During boss encounters, players can switch between up to three characters, using various abilities modeled after the original turn-based system. Enemies and bosses can be defeated by jumping on their exposed Creature Brain, a gameplay mechanic unique to LittleBigPlanet.

==Development==
Development of the project spanned over three and a half years across a ten-year period. It utilizes the official Final Fantasy VII costume kit released for LittleBigPlanet 2, featuring costumes for Cloud, Tifa Lockhart, Aerith Gainsborough, Vincent Valentine, and Sephiroth, with modifications made by Colliver. Costumes for additional characters such as Barret Wallace and Cait Sith were created independently.

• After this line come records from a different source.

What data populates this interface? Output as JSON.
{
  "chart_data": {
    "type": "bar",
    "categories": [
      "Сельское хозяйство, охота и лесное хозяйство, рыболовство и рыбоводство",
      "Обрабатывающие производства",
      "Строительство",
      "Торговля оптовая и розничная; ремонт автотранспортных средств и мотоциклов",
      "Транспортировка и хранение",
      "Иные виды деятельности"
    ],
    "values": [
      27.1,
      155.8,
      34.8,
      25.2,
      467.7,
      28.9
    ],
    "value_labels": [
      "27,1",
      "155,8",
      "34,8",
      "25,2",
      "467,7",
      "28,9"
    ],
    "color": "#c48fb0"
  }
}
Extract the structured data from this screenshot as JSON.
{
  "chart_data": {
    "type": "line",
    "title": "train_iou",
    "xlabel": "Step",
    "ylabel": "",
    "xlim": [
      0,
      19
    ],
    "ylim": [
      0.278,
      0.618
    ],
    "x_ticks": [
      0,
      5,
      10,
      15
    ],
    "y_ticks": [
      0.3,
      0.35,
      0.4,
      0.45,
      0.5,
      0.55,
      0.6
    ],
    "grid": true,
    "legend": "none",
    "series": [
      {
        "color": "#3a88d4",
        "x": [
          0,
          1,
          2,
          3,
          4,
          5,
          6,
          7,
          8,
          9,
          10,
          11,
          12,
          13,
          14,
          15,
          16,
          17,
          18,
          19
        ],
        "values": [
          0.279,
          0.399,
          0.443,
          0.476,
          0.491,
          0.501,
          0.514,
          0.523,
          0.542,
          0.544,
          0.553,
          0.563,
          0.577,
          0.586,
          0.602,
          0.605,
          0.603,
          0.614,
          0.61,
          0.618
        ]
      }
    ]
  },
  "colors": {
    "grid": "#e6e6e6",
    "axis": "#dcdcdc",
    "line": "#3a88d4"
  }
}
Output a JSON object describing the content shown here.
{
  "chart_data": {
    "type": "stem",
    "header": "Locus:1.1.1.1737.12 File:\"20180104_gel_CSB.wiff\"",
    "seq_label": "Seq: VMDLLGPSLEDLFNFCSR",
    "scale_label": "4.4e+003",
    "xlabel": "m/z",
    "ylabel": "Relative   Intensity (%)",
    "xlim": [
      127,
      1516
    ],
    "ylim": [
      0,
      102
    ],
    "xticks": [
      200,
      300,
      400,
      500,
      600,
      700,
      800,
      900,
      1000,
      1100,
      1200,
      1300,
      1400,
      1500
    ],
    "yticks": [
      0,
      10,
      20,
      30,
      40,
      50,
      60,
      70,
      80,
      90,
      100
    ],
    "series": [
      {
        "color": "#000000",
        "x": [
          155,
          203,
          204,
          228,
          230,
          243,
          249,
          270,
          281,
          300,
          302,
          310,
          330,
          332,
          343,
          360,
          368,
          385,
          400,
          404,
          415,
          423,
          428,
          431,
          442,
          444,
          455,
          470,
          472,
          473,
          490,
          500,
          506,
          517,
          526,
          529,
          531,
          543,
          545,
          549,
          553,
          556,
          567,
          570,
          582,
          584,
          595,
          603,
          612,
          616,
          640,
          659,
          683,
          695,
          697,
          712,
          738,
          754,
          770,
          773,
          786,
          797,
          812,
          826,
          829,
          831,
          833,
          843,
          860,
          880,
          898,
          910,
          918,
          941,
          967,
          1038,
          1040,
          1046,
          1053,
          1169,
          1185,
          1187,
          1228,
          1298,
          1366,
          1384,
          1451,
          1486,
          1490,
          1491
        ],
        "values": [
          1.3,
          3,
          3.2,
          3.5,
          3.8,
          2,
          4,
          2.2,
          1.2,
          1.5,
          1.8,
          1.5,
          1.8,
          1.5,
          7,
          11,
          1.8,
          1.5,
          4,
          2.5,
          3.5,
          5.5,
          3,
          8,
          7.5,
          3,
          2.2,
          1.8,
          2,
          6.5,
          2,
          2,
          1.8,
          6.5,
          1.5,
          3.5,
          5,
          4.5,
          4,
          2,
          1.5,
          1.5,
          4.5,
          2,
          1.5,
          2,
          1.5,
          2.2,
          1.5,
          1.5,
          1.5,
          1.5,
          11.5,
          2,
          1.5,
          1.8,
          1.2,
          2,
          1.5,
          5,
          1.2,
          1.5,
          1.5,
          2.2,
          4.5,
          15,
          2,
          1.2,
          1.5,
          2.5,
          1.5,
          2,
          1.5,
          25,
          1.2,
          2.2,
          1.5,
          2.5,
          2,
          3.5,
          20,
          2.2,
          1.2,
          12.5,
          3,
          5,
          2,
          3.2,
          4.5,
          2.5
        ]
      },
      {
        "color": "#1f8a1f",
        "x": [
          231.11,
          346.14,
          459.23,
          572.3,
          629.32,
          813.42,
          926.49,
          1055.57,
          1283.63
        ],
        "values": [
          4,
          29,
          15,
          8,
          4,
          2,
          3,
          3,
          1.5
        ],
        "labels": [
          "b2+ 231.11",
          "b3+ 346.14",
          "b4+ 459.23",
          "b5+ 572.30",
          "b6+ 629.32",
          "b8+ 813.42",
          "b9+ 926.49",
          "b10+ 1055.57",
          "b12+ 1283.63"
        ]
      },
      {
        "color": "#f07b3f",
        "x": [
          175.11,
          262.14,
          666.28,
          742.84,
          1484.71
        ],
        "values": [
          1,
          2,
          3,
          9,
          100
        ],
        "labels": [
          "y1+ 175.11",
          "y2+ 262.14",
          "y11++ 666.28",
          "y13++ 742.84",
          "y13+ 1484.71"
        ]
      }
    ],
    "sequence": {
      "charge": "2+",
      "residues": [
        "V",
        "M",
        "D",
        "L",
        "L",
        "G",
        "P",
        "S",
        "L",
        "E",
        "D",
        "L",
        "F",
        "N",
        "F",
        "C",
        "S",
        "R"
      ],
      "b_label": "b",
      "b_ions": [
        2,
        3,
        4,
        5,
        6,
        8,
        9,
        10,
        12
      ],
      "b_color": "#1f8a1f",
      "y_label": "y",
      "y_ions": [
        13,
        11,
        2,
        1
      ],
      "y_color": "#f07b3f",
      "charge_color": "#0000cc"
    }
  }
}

Certain areas posed more significant challenges during development. Wutai, the hometown of Yuffie Kisaragi, was particularly difficult to recreate due to its complex layout, hidden paths, and numerous cutscenes. Other large areas, such as the Great Glacier and Northern Crater, required considerable adaptation to fit within the limitations of LittleBigPlanets three-layer structure. Smaller areas like Kalm and Under Junon were comparatively easier to design. File size restrictions and storage limitations necessitated splitting the game into multiple levels.

== Reception ==
Colliver's remake has received positive attention from several media outlets, including IGN and Eurogamer. Square Enix has acknowledged the remake favourably, and Polygon described it as "shockingly good". The Mary Sue called it a "an adorable, bizarre, perfect homage and an intense labor of love".

Colliver's remake has also earned him two Guinness World Records in 2014, for the first complete Final Fantasy remake made in another video game and first role-playing game remade in LittleBigPlanet.